The Scandal of US Political Campaigning
The current media circus surrounding the 2012 Presidential election campaign has placed a spotlight on the standard features common to any US political campaign – the soundbites, the petty personal point-scoring, the obsession with image over substance. Whether it's a local election for a city councilman position, a gubernatorial race, or the battle to become President of the United States itself, the same rules apply – they are simply amplified and distorted, the higher up the political food chain the contests go. There is also a slavering focus on “scandals” by the media and the two adversaries' campaigns.
Pseudo-scandal masks the real issue
So as a result, we have been served up a series of scandals throughout this Presidential campaign – Romney's tax status, Obama's attitude to Islamist attacks in Libya, Romney's “binders of women” remark, Obama's supposed lack of gravitas – the list goes on. All these storm-in-a-teacup scandals really do, however, is distract from the biggest scandal surrounding US political campaigning, namely the overwhelming influence of the same big-money donors over both candidates.
Money talks and democracy walks
It's no big secret that to win any US election campaign, you need to have the big bucks behind you. The late, great Gore Vidal first coined the expression “the property party” to describe the de facto one-party state hidden behind the Republican and Democrat “wings”, and it was he who recalled giving up a political career when he realised that he would have to raise $10,000 each day after being elected simply to ensure his re-election. In fact, since the mid-20th century, the candidate who has raised the most campaigning cash at Congressional level or higher has won the election more than 95% of the time!

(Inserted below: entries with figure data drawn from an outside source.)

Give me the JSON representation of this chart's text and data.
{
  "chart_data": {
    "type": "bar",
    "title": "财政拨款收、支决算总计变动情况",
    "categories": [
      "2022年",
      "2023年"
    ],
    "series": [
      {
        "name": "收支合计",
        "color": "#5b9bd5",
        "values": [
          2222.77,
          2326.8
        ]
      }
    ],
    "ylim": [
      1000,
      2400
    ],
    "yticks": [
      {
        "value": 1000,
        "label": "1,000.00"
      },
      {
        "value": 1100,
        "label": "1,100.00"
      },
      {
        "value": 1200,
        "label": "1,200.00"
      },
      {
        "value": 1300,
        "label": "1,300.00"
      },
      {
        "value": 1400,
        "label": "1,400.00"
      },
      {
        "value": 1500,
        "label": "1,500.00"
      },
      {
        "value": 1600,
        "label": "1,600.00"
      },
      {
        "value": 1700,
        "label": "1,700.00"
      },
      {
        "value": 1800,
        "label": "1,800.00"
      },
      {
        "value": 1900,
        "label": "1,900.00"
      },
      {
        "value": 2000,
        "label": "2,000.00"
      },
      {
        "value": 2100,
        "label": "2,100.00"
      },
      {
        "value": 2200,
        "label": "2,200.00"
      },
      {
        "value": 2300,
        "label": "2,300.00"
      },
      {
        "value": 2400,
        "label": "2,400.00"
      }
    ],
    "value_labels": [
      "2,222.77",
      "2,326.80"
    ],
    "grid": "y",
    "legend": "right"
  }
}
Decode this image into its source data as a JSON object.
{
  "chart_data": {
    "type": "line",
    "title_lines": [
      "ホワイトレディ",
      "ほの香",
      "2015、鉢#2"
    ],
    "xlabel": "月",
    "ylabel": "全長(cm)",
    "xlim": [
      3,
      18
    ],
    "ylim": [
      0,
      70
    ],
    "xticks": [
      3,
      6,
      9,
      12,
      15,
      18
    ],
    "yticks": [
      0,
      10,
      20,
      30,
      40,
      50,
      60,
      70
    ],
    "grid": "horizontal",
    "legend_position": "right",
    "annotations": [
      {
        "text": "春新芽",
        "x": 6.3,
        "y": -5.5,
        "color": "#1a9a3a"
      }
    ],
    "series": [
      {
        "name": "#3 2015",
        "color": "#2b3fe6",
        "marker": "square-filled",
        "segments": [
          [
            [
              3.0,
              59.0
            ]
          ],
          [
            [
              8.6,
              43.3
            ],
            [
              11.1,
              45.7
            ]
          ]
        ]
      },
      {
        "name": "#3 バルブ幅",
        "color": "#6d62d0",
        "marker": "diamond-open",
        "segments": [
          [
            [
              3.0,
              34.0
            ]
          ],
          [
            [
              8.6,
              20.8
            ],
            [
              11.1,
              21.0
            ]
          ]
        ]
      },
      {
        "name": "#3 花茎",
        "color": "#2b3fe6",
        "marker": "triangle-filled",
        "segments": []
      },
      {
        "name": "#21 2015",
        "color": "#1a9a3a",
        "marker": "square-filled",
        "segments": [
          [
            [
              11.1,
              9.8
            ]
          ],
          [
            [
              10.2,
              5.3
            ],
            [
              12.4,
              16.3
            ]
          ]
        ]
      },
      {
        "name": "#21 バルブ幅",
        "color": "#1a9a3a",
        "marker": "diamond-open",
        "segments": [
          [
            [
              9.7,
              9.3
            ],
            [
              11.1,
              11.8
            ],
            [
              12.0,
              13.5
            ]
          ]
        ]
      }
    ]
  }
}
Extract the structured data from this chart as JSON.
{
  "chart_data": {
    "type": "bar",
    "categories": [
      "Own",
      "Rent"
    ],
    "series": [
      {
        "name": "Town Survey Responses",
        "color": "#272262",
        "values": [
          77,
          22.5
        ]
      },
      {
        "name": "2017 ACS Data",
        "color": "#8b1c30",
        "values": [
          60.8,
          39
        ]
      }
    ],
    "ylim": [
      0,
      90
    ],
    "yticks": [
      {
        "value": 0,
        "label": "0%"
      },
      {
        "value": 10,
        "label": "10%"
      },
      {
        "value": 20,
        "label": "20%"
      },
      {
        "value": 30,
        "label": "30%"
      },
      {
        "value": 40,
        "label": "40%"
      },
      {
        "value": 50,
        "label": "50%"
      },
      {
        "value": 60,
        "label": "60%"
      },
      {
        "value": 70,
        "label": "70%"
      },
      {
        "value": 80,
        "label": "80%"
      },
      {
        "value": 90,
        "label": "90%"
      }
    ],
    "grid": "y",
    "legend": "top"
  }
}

Puppets of Wall Street and the mega-corps
By the time Election Day dawns next month, Barack Obama and Mitt Romney will have raised over $1 billion each for direct campaigning, with a further billion summoned up by their “arms-length” campaign groups. And where has this money come from? Well Mitt Romney's top five benefactors are all Wall Street banks, while Obama has been treated to $700,000 worth of largesse from Google and Microsoft. It is very unlikely that either candidate will be wishing to displease any of these once elected.